Pada 2004, ilmu geokimia bangkit kembali dengan adanya kemajuan di bidang peralatan geokimia dan peralatan lain terutama komputer. Karena usianya yang relatif muda, boleh jadi ilmu ini seringkali dilupakan padahal sangat diperlukan untuk dapat memperoleh minyak bumi.

Demikian disampaikan oleh Prof. Dr. Ir. Eddy Ariyono Subroto dalam seri webinar Geologi ITB Menyapa: Solidaritas untuk Negeri, dengan tema “Ilmu Geokimia Petroleum: Diharapkan tetapi Dilupakan”, belum lama ini.

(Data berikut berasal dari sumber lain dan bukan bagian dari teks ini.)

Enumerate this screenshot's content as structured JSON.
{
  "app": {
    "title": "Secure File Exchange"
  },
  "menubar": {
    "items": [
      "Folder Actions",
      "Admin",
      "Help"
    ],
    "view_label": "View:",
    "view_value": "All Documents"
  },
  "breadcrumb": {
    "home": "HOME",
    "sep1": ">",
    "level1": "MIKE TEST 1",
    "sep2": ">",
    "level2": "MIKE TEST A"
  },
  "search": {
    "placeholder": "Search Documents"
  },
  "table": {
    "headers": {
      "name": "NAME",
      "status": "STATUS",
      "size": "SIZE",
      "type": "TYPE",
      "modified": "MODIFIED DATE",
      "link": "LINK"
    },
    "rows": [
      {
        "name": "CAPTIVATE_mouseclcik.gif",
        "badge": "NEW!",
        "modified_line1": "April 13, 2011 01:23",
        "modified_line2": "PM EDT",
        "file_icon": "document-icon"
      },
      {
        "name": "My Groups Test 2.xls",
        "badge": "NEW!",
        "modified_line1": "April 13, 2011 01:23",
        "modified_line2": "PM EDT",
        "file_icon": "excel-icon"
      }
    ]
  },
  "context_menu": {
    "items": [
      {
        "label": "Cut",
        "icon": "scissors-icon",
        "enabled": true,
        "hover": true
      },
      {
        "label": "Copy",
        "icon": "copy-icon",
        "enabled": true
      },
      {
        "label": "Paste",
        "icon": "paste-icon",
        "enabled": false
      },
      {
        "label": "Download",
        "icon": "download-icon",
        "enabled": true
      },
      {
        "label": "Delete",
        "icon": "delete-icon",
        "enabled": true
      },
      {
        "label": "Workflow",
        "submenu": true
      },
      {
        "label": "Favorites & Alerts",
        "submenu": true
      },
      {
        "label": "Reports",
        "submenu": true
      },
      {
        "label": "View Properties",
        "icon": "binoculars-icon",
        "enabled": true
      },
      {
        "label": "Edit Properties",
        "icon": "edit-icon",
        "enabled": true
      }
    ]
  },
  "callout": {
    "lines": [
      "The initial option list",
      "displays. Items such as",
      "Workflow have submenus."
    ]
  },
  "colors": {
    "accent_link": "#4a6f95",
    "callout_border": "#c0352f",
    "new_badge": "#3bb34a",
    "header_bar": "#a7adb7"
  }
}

Pada webinar tersebut, Prof. Eddy menjelaskan banyak hal terkait geokimia petroleum mulai dari definisi, sejarah perkembangan perminyakan di dunia dan Indonesia, sejarah singkat perkembangan ilmu geokimia petroleum, terbentuknya hidrokarbon, hingga cara menemukan hidrokarbon tersebut. “Petroleum itu tidak hanya minyak bumi tetapi bisa jadi minyak bumi,” tutur Prof. Eddy di awal pemaparan.

Hal ini menurutnya penting untuk disampaikan karena kebanyakan masyarakat masih menganggap bahwa petroleum hanya sebatas minyak bumi padahal jenis-jenis produk petroleum tidak hanya minyak bumi. Semua produk petroleum sendiri dibentuk oleh hidrokarbon. Dalam sejarah perkembangan umat manusia, hidrokarbon pun sudah dikenal bahkan sebelum masehi.

Ia menjelaskan, sejarah terbentuknya ilmu geokimia petroleum, mau tak mau membawa kita kembali ke abad ke-19, waktu itu Indonesia masih di bawah penjajahan Belanda. Pencarian minyak bumi di Indonesia dimulai pada 1871. Pada masa itu, pengeboran beberapa sumur minyak bumi dilakukan di Jawa Barat tetapi ternyata hasilnya nihil.

“Akan tetapi, perlu diketahui bahwa pengeboran di Jawa Barat ini merupakan pengeboran sumur minyak bumi yang pertama di Indonesia. Sementara itu, tahun 1883 rembesan minyak bumi di Indonesia ditemukan pertama kali secara tidak sengaja di daerah Langkat, Sumatera Utara. Dari temuan rembesan secara tidak sengaja tersebut, akhirnya dua tahun kemudian minyak bumi berhasil ditemukan dari sumur Telaga Tunggal,” jelasnya.

Penemuan minyak bumi pertama kali di Telaga Tunggal itu kemudian dikenal sebagai Telaga Said. Menjadi lapangan minyak yang pertama dan titik awal produksi minyak bumi di Indonesia. Dari sejarah ini, kita mengetahui bahwa di Indonesia hidrokarbon sudah dikenal sejak akhir abad ke-19.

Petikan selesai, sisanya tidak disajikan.